Up to this point, the Ruida KT332N controller has set the laser power supply current from the PWM terminal:
The blue and purple wires go off to the oscilloscope I’ve been using to measure how the controller and power supply behave.
The L-AN terminal produces an equivalent analog signal:
The power supply accepts both analog and PWM signals on its IN terminal, so no rewiring was needed on that end:
This test pattern came in handy again:
The pattern has white bars on the left and right edges as markers. I invert the pattern in LightBurn so that white produced 100% PWM and black produced 0% PWM.
The L-AN output produces 5 V for 100% power and 0 V for 0% power, with other power fractions spread out in between:
The traces:
- 1 X axis
DIR, low = left-to-right (yellow) - 2
L-ONlaser enable, low active (magenta) - 3
L-ANanalog voltage (cyan) - 4 tube current – 10 mA/div (green)
Engraving that pattern in scrap acrylic looks like you’d expect:
There’s little trace of the discrete intensity levels in the acrylic trench and the scan interval is a rather coarse 0.2 mm.
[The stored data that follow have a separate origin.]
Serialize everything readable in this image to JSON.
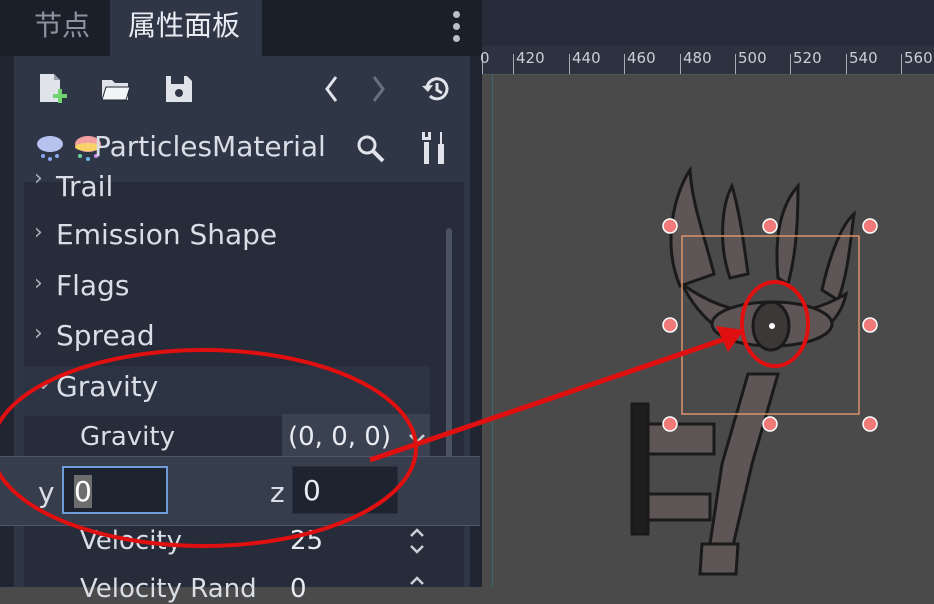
{
  "dock": {
    "tabs": [
      {
        "label": "节点"
      },
      {
        "label": "属性面板"
      }
    ],
    "toolbar": {
      "icons": [
        "new-resource-icon",
        "load-resource-icon",
        "save-resource-icon",
        "history-back-icon",
        "history-forward-icon",
        "object-history-icon"
      ]
    },
    "resource": {
      "name": "ParticlesMaterial",
      "icons": [
        "cloud-icon",
        "rainbow-cloud-icon",
        "search-icon",
        "tools-icon"
      ]
    },
    "sections": [
      {
        "label": "Trail",
        "expanded": false
      },
      {
        "label": "Emission Shape",
        "expanded": false
      },
      {
        "label": "Flags",
        "expanded": false
      },
      {
        "label": "Spread",
        "expanded": false
      },
      {
        "label": "Gravity",
        "expanded": true
      }
    ],
    "properties": {
      "gravity": {
        "label": "Gravity",
        "value": "(0, 0, 0)"
      },
      "velocity": {
        "label": "Velocity",
        "value": "25"
      },
      "velocity_random": {
        "label": "Velocity Rand",
        "value": "0"
      }
    },
    "popup": {
      "y_label": "y",
      "y_value": "0",
      "z_label": "z",
      "z_value": "0"
    }
  },
  "viewport": {
    "ruler_ticks": [
      "0",
      "420",
      "440",
      "460",
      "480",
      "500",
      "520",
      "540",
      "560"
    ],
    "colors": {
      "selection_box": "#d9936a",
      "handle": "#f07a7a",
      "annotation": "#e01010"
    }
  }
}
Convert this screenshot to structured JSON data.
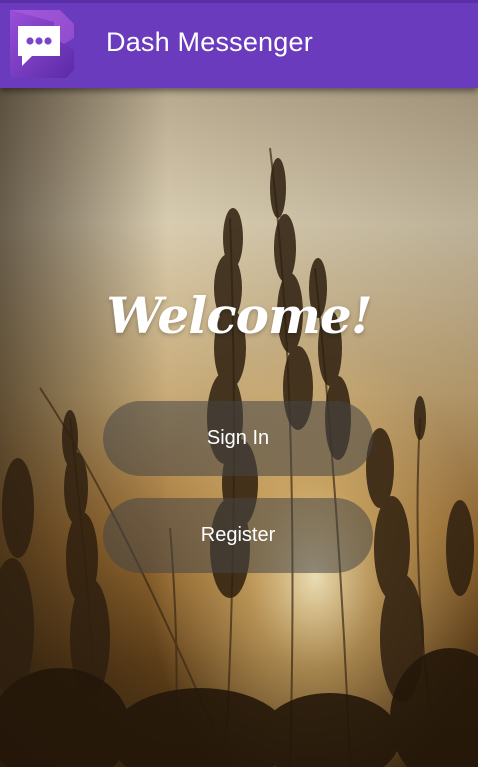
{
  "app_bar": {
    "title": "Dash Messenger",
    "logo_icon": "chat-bubble-icon",
    "background_color": "#6a3bbd"
  },
  "welcome": {
    "text": "Welcome!"
  },
  "actions": {
    "sign_in_label": "Sign In",
    "register_label": "Register"
  }
}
The analog-mode current looks remarkably like the PWM-mode current for the same test pattern:
The PWM signal does not appear in that scope shot, because it runs at 20 kHz and is a blur at 20 ms/div.
It’s worth noting that the tube current has large startup spikes at low power levels in both PWM and analog control, so the spikes are generated internal to the power supply and have nothing to do with the PWM input signal.
Another test pattern using constant power:
At 10% power the analog output is about 0.5 V:
At 50% power the analog output is a constant 2.5 V and the tube current settles at a constant 12-ish mA, about half of the power supply’s maximum 25 mA:
Obviously, controlling the laser power to intermediate values using an analog signal does not involve switching the current between the supply’s minimum and maximum values: there are no PWM pulses involved to do the switching.
I suspect the analog output comes from the PWM signal run through an internal low-pass filter similar to the one in the power supply. Based on the PWM frequency measurements and squinting at the rise / fall times, the analog filter cutoff is probably around 1 kHz.
Other than bragging rights, I don’t see much advantage to using the analog signal in place of PWM.
The Smell of Molten Projects in the Morning 
I got some LED drivers (e.g.PT4115 or ZXLD1360) that have a dim/adjust pin that takes either pwm or analog. Looks like, internally they turn it into a reference voltage for their own pwm. I assume your black box has a similar logic inside. – Coming from China it might even be a LED driver driving a Power MOSFET ;)
From the ZXLD1360 datasheet:
“The device contains a low pass filter between the ADJ pin and the threshold comparator and an internal current limiting resistor (200kV nom) between ADJ and the internal reference voltage. This allows the ADJ pin to be overdriven with either DC or pulse signals to change the VSENSE switching threshold and adjust the output current. The filter is third order, comprising three sections, each with a cut-off frequency of nominally 4kHz.”
A third order filter: egad!
I’d expect no more than a simple RC filter. Wonder what forced them to such great lengths?
Left over space on the chip?
A co-op EE student with a few spare hours?
Maybe even an active filter: just Ctrl+C Ctrl+V, they already had a bunch of opamps in the design.
But I think, the problems are more likely in the output. Looking at LED drivers I managed to reverse engineer the secret design guidelines for pwm drivers from the College of Affordable Engineering: “Look at the datasheet for the recommended values of L and use a quarter of that. If the output still kind of works, you’re done.”
Guy I used to work with came from RCA, back when they actually made televisions, and was in those engineering meetings that wouldn’t end until they had taken 25¢ out of the manufacturing cost of the chassis. If it pretty much worked after you took a resistor out, then it didn’t really need the resistor.